Après plus d’un an d’investigations, la coopération entre les sections de recherches de Bourges et de Fort-de-France a permis de mettre à jour un trafic de stupéfiants entre l’île aux fleurs et l’agglomération nantaise. À la suite d’une opération menée le 6 avril dernier, sept personnes ont été mises en examen, dont cinq ont été placées en détention.

Cela faisait trois ans que ces échanges avaient lieu entre l’outre-mer et la métropole, les sachets n’étant pas remplis de bonnes épices locales mais d’un produit bien plus relevé : la cocaïne !

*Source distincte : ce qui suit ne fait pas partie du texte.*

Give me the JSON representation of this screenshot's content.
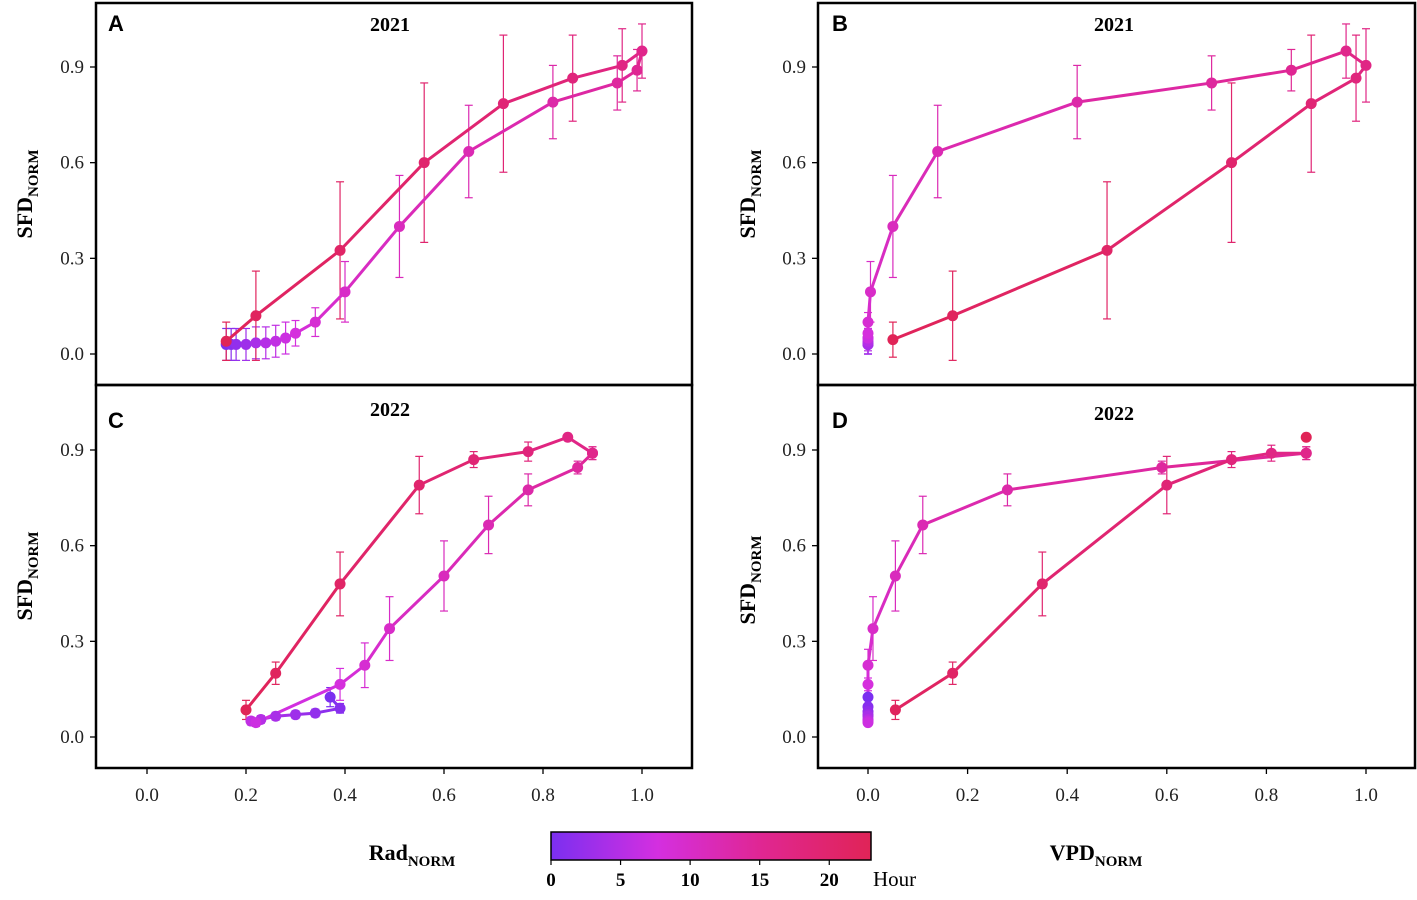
{
  "figure": {
    "xlabel_left": {
      "main": "Rad",
      "sub": "NORM"
    },
    "xlabel_right": {
      "main": "VPD",
      "sub": "NORM"
    },
    "colorbar": {
      "label": "Hour",
      "ticks": [
        "0",
        "5",
        "10",
        "15",
        "20"
      ],
      "tick_values": [
        0,
        5,
        10,
        15,
        20
      ],
      "range": [
        0,
        23
      ],
      "colors": [
        "#7b2ff0",
        "#d42fe0",
        "#e02690",
        "#e02457"
      ]
    }
  },
  "chart_data": [
    {
      "type": "line",
      "panel": "A",
      "title": "2021",
      "xlabel": "Rad_NORM",
      "ylabel": {
        "main": "SFD",
        "sub": "NORM"
      },
      "xlim": [
        -0.1,
        1.1
      ],
      "ylim": [
        -0.05,
        1.05
      ],
      "xticks": [
        "0.0",
        "0.2",
        "0.4",
        "0.6",
        "0.8",
        "1.0"
      ],
      "yticks": [
        "0.0",
        "0.3",
        "0.6",
        "0.9"
      ],
      "show_x_ticklabels": false,
      "points": [
        {
          "x": 0.16,
          "y": 0.03,
          "err": 0.05,
          "h": 0
        },
        {
          "x": 0.17,
          "y": 0.03,
          "err": 0.05,
          "h": 1
        },
        {
          "x": 0.18,
          "y": 0.03,
          "err": 0.05,
          "h": 2
        },
        {
          "x": 0.2,
          "y": 0.03,
          "err": 0.05,
          "h": 3
        },
        {
          "x": 0.22,
          "y": 0.035,
          "err": 0.05,
          "h": 4
        },
        {
          "x": 0.24,
          "y": 0.035,
          "err": 0.05,
          "h": 5
        },
        {
          "x": 0.26,
          "y": 0.04,
          "err": 0.05,
          "h": 6
        },
        {
          "x": 0.28,
          "y": 0.05,
          "err": 0.05,
          "h": 7
        },
        {
          "x": 0.3,
          "y": 0.065,
          "err": 0.04,
          "h": 8
        },
        {
          "x": 0.34,
          "y": 0.1,
          "err": 0.045,
          "h": 9
        },
        {
          "x": 0.4,
          "y": 0.195,
          "err": 0.095,
          "h": 10
        },
        {
          "x": 0.51,
          "y": 0.4,
          "err": 0.16,
          "h": 11
        },
        {
          "x": 0.65,
          "y": 0.635,
          "err": 0.145,
          "h": 12
        },
        {
          "x": 0.82,
          "y": 0.79,
          "err": 0.115,
          "h": 13
        },
        {
          "x": 0.95,
          "y": 0.85,
          "err": 0.085,
          "h": 14
        },
        {
          "x": 0.99,
          "y": 0.89,
          "err": 0.065,
          "h": 15
        },
        {
          "x": 1.0,
          "y": 0.95,
          "err": 0.085,
          "h": 16
        },
        {
          "x": 0.96,
          "y": 0.905,
          "err": 0.115,
          "h": 17
        },
        {
          "x": 0.86,
          "y": 0.865,
          "err": 0.135,
          "h": 18
        },
        {
          "x": 0.72,
          "y": 0.785,
          "err": 0.215,
          "h": 19
        },
        {
          "x": 0.56,
          "y": 0.6,
          "err": 0.25,
          "h": 20
        },
        {
          "x": 0.39,
          "y": 0.325,
          "err": 0.215,
          "h": 21
        },
        {
          "x": 0.22,
          "y": 0.12,
          "err": 0.14,
          "h": 22
        },
        {
          "x": 0.16,
          "y": 0.04,
          "err": 0.06,
          "h": 23
        }
      ]
    },
    {
      "type": "line",
      "panel": "B",
      "title": "2021",
      "xlabel": "VPD_NORM",
      "ylabel": {
        "main": "SFD",
        "sub": "NORM"
      },
      "xlim": [
        -0.1,
        1.1
      ],
      "ylim": [
        -0.05,
        1.05
      ],
      "xticks": [
        "0.0",
        "0.2",
        "0.4",
        "0.6",
        "0.8",
        "1.0"
      ],
      "yticks": [
        "0.0",
        "0.3",
        "0.6",
        "0.9"
      ],
      "show_x_ticklabels": false,
      "points": [
        {
          "x": 0.0,
          "y": 0.03,
          "err": 0.03,
          "h": 0
        },
        {
          "x": 0.0,
          "y": 0.03,
          "err": 0.03,
          "h": 1
        },
        {
          "x": 0.0,
          "y": 0.03,
          "err": 0.03,
          "h": 2
        },
        {
          "x": 0.0,
          "y": 0.03,
          "err": 0.03,
          "h": 3
        },
        {
          "x": 0.0,
          "y": 0.03,
          "err": 0.03,
          "h": 4
        },
        {
          "x": 0.0,
          "y": 0.04,
          "err": 0.03,
          "h": 5
        },
        {
          "x": 0.0,
          "y": 0.05,
          "err": 0.03,
          "h": 6
        },
        {
          "x": 0.0,
          "y": 0.05,
          "err": 0.03,
          "h": 7
        },
        {
          "x": 0.0,
          "y": 0.065,
          "err": 0.03,
          "h": 8
        },
        {
          "x": 0.0,
          "y": 0.1,
          "err": 0.03,
          "h": 9
        },
        {
          "x": 0.005,
          "y": 0.195,
          "err": 0.095,
          "h": 10
        },
        {
          "x": 0.05,
          "y": 0.4,
          "err": 0.16,
          "h": 11
        },
        {
          "x": 0.14,
          "y": 0.635,
          "err": 0.145,
          "h": 12
        },
        {
          "x": 0.42,
          "y": 0.79,
          "err": 0.115,
          "h": 13
        },
        {
          "x": 0.69,
          "y": 0.85,
          "err": 0.085,
          "h": 14
        },
        {
          "x": 0.85,
          "y": 0.89,
          "err": 0.065,
          "h": 15
        },
        {
          "x": 0.96,
          "y": 0.95,
          "err": 0.085,
          "h": 16
        },
        {
          "x": 1.0,
          "y": 0.905,
          "err": 0.115,
          "h": 17
        },
        {
          "x": 0.98,
          "y": 0.865,
          "err": 0.135,
          "h": 18
        },
        {
          "x": 0.89,
          "y": 0.785,
          "err": 0.215,
          "h": 19
        },
        {
          "x": 0.73,
          "y": 0.6,
          "err": 0.25,
          "h": 20
        },
        {
          "x": 0.48,
          "y": 0.325,
          "err": 0.215,
          "h": 21
        },
        {
          "x": 0.17,
          "y": 0.12,
          "err": 0.14,
          "h": 22
        },
        {
          "x": 0.05,
          "y": 0.045,
          "err": 0.055,
          "h": 23
        }
      ]
    },
    {
      "type": "line",
      "panel": "C",
      "title": "2022",
      "xlabel": "Rad_NORM",
      "ylabel": {
        "main": "SFD",
        "sub": "NORM"
      },
      "xlim": [
        -0.1,
        1.1
      ],
      "ylim": [
        -0.05,
        1.05
      ],
      "xticks": [
        "0.0",
        "0.2",
        "0.4",
        "0.6",
        "0.8",
        "1.0"
      ],
      "yticks": [
        "0.0",
        "0.3",
        "0.6",
        "0.9"
      ],
      "show_x_ticklabels": true,
      "points": [
        {
          "x": 0.37,
          "y": 0.125,
          "err": 0.03,
          "h": 0
        },
        {
          "x": 0.39,
          "y": 0.09,
          "err": 0.015,
          "h": 1
        },
        {
          "x": 0.34,
          "y": 0.075,
          "err": 0.012,
          "h": 2
        },
        {
          "x": 0.3,
          "y": 0.07,
          "err": 0.012,
          "h": 3
        },
        {
          "x": 0.26,
          "y": 0.065,
          "err": 0.012,
          "h": 4
        },
        {
          "x": 0.23,
          "y": 0.055,
          "err": 0.012,
          "h": 5
        },
        {
          "x": 0.21,
          "y": 0.05,
          "err": 0.012,
          "h": 6
        },
        {
          "x": 0.22,
          "y": 0.045,
          "err": 0.012,
          "h": 7
        },
        {
          "x": 0.39,
          "y": 0.165,
          "err": 0.05,
          "h": 8
        },
        {
          "x": 0.44,
          "y": 0.225,
          "err": 0.07,
          "h": 9
        },
        {
          "x": 0.49,
          "y": 0.34,
          "err": 0.1,
          "h": 10
        },
        {
          "x": 0.6,
          "y": 0.505,
          "err": 0.11,
          "h": 11
        },
        {
          "x": 0.69,
          "y": 0.665,
          "err": 0.09,
          "h": 12
        },
        {
          "x": 0.77,
          "y": 0.775,
          "err": 0.05,
          "h": 13
        },
        {
          "x": 0.87,
          "y": 0.845,
          "err": 0.02,
          "h": 14
        },
        {
          "x": 0.9,
          "y": 0.89,
          "err": 0.02,
          "h": 15
        },
        {
          "x": 0.9,
          "y": 0.89,
          "err": 0.02,
          "h": 16
        },
        {
          "x": 0.85,
          "y": 0.94,
          "err": 0.01,
          "h": 17
        },
        {
          "x": 0.77,
          "y": 0.895,
          "err": 0.03,
          "h": 18
        },
        {
          "x": 0.66,
          "y": 0.87,
          "err": 0.025,
          "h": 19
        },
        {
          "x": 0.55,
          "y": 0.79,
          "err": 0.09,
          "h": 20
        },
        {
          "x": 0.39,
          "y": 0.48,
          "err": 0.1,
          "h": 21
        },
        {
          "x": 0.26,
          "y": 0.2,
          "err": 0.035,
          "h": 22
        },
        {
          "x": 0.2,
          "y": 0.085,
          "err": 0.03,
          "h": 23
        }
      ]
    },
    {
      "type": "line",
      "panel": "D",
      "title": "2022",
      "xlabel": "VPD_NORM",
      "ylabel": {
        "main": "SFD",
        "sub": "NORM"
      },
      "xlim": [
        -0.1,
        1.1
      ],
      "ylim": [
        -0.05,
        1.05
      ],
      "xticks": [
        "0.0",
        "0.2",
        "0.4",
        "0.6",
        "0.8",
        "1.0"
      ],
      "yticks": [
        "0.0",
        "0.3",
        "0.6",
        "0.9"
      ],
      "show_x_ticklabels": true,
      "points": [
        {
          "x": 0.0,
          "y": 0.125,
          "err": 0.0,
          "h": 0
        },
        {
          "x": 0.0,
          "y": 0.095,
          "err": 0.0,
          "h": 1
        },
        {
          "x": 0.0,
          "y": 0.08,
          "err": 0.0,
          "h": 2
        },
        {
          "x": 0.0,
          "y": 0.07,
          "err": 0.0,
          "h": 3
        },
        {
          "x": 0.0,
          "y": 0.065,
          "err": 0.0,
          "h": 4
        },
        {
          "x": 0.0,
          "y": 0.055,
          "err": 0.0,
          "h": 5
        },
        {
          "x": 0.0,
          "y": 0.05,
          "err": 0.0,
          "h": 6
        },
        {
          "x": 0.0,
          "y": 0.045,
          "err": 0.0,
          "h": 7
        },
        {
          "x": 0.0,
          "y": 0.165,
          "err": 0.02,
          "h": 8
        },
        {
          "x": 0.0,
          "y": 0.225,
          "err": 0.05,
          "h": 9
        },
        {
          "x": 0.01,
          "y": 0.34,
          "err": 0.1,
          "h": 10
        },
        {
          "x": 0.055,
          "y": 0.505,
          "err": 0.11,
          "h": 11
        },
        {
          "x": 0.11,
          "y": 0.665,
          "err": 0.09,
          "h": 12
        },
        {
          "x": 0.28,
          "y": 0.775,
          "err": 0.05,
          "h": 13
        },
        {
          "x": 0.59,
          "y": 0.845,
          "err": 0.02,
          "h": 14
        },
        {
          "x": 0.88,
          "y": 0.89,
          "err": 0.02,
          "h": 15
        },
        {
          "x": 0.88,
          "y": 0.89,
          "err": 0.02,
          "h": 16
        },
        {
          "x": 0.81,
          "y": 0.89,
          "err": 0.025,
          "h": 17
        },
        {
          "x": 0.73,
          "y": 0.87,
          "err": 0.025,
          "h": 18
        },
        {
          "x": 0.6,
          "y": 0.79,
          "err": 0.09,
          "h": 19
        },
        {
          "x": 0.35,
          "y": 0.48,
          "err": 0.1,
          "h": 20
        },
        {
          "x": 0.17,
          "y": 0.2,
          "err": 0.035,
          "h": 21
        },
        {
          "x": 0.055,
          "y": 0.085,
          "err": 0.03,
          "h": 22
        },
        {
          "x": 0.88,
          "y": 0.94,
          "err": 0.0,
          "h": 23
        }
      ]
    }
  ]
}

Phase de transit avant la poudre d’escampette

Bien que servant à alimenter des consommateurs des Pays-de-la-Loire, la drogue n’emprunte pas un vol direct entre Fort-de-France et Nantes, mais transite par le Cher, permettant de brouiller quelque peu les pistes. Pourtant, le 26 février 2020, la douane identifie un paquet de 10 kg de cocaïne en provenance de Martinique. Saisie, la Section de recherches (S.R.) de Bourges suspecte rapidement un trafic de grande ampleur. Dès le mois de septembre suivant, une cellule nationale, baptisée « BACJ-COCAÏNE-18-972 », est créée, regroupant des enquêteurs des S.R. de Bourges et de Fort-de-France.

Menées en commun de chaque côté de l’Atlantique, les investigations permettent aux gendarmes de comprendre le circuit emprunté par la drogue, avec « des fournisseurs implantés en Martinique et une chaîne d’écoulement implantée dans les Pays-de-la-Loire. Les colis arrivaient chez des destinataires qui habitent le secteur de Bourges. Les Nantais venaient les récupérer là », décrit à France 3 le colonel Christian Robert, commandant la S.R. de Bourges. Les acheteurs rémunèrent ensuite les fournisseurs avec des sommes d’argent, mais aussi du cannabis.

Fin du voyage

Le 6 avril dernier, une opération judiciaire est lancée pour mettre un terme à ce petit manège. Huit individus sont interpellés et placés en garde à vue, tandis que les perquisitions laissent entrevoir l’ampleur du trafic. En effet, sur place, les gendarmes saisissent 23,8 kg de résine de cannabis, un pain de cocaïne de 313 grammes, plus de 7 500 euros en liquide, une sertisseuse électrique et une centaine de boîtes de conserve neuves, une compteuse à billets, cinq armes d’épaule et huit armes de poing, des milliers de munitions, quatre véhicules et une chambre de culture.

À l’issue des gardes à vue, le 9 avril dernier, sept individus ont été présentés devant le juge d’instruction pour se voir notifier une mise en examen. Cinq d’entre eux ont été écroués, tandis que les deux autres ont été placés sous contrôle judiciaire en attendant leur jugement.